2. Futility makes patient autonomy a one-way street. For years, we have been told that patients should state in writing what they want or don’t want in the event they become incapacitated. Futile Care Theory makes refusing treatment binding for patients who want to die, but allows doctors/bioethicists the final say over the care of patients who expressed a desire to live.
3. Futility strips from patients and families the power to make medicine’s most important health care decisions and give it to strangers:
4. Futile Care Theory is only the first step toward a coming duty to die. Think of Futile Care Theory as ad hoc health care rationing. Once Obamacare is up and running, centralized boards will create cost-benefit bureaucratic boards that could systemize Futile Care Theory into mandatory refusals or outright health care rationing based on patients’ quality of life.

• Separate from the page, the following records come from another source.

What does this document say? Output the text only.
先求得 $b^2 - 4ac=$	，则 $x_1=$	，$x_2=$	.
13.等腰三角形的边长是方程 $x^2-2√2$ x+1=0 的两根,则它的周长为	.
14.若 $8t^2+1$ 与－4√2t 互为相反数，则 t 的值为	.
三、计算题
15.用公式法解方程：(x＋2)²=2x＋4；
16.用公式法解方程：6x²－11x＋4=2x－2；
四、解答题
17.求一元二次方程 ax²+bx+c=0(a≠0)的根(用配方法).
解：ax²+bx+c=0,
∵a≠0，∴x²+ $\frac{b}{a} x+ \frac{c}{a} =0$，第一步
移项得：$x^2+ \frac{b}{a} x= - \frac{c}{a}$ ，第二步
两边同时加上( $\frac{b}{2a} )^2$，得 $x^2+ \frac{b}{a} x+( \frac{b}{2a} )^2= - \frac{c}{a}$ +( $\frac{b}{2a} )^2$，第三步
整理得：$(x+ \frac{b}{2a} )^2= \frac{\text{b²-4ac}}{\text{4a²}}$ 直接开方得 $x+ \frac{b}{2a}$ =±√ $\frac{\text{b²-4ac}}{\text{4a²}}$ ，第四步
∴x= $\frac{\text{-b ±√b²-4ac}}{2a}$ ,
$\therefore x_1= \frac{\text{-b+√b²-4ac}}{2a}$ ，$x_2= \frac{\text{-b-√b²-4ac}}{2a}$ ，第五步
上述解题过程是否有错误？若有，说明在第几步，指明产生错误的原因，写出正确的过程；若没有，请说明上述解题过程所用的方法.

Indeed, rationing has repeatedly been endorsed by notable publications such as The New England Journal of Medicine and The New York Times.
Moreover, if doctors want a patient to die sooner rather than later, they should bear the strong burden of proof in order to prevail. After all, the point of Futile Care Theory is to impose a form of the death penalty. When in doubt, every benefit of doubt belongs to wanted life. John Wesley Smith in 2012. Source
Do you know what the hospitals policy is where you live?
If not, why not? Don’t you want to know how your loved one would be treated if they were admitted to a hospital with a serious injury or Covid Diagnosis?
I’ll leave you with a few other things to ponder….Michael Hickson was a Black man. Would it be great if BLM advocated for this man.
Michael Hickson was disabled. What is the National Council of Disability doing besides writing a letter on how shocked and sadden they were?
Praying for his wife and 5 children.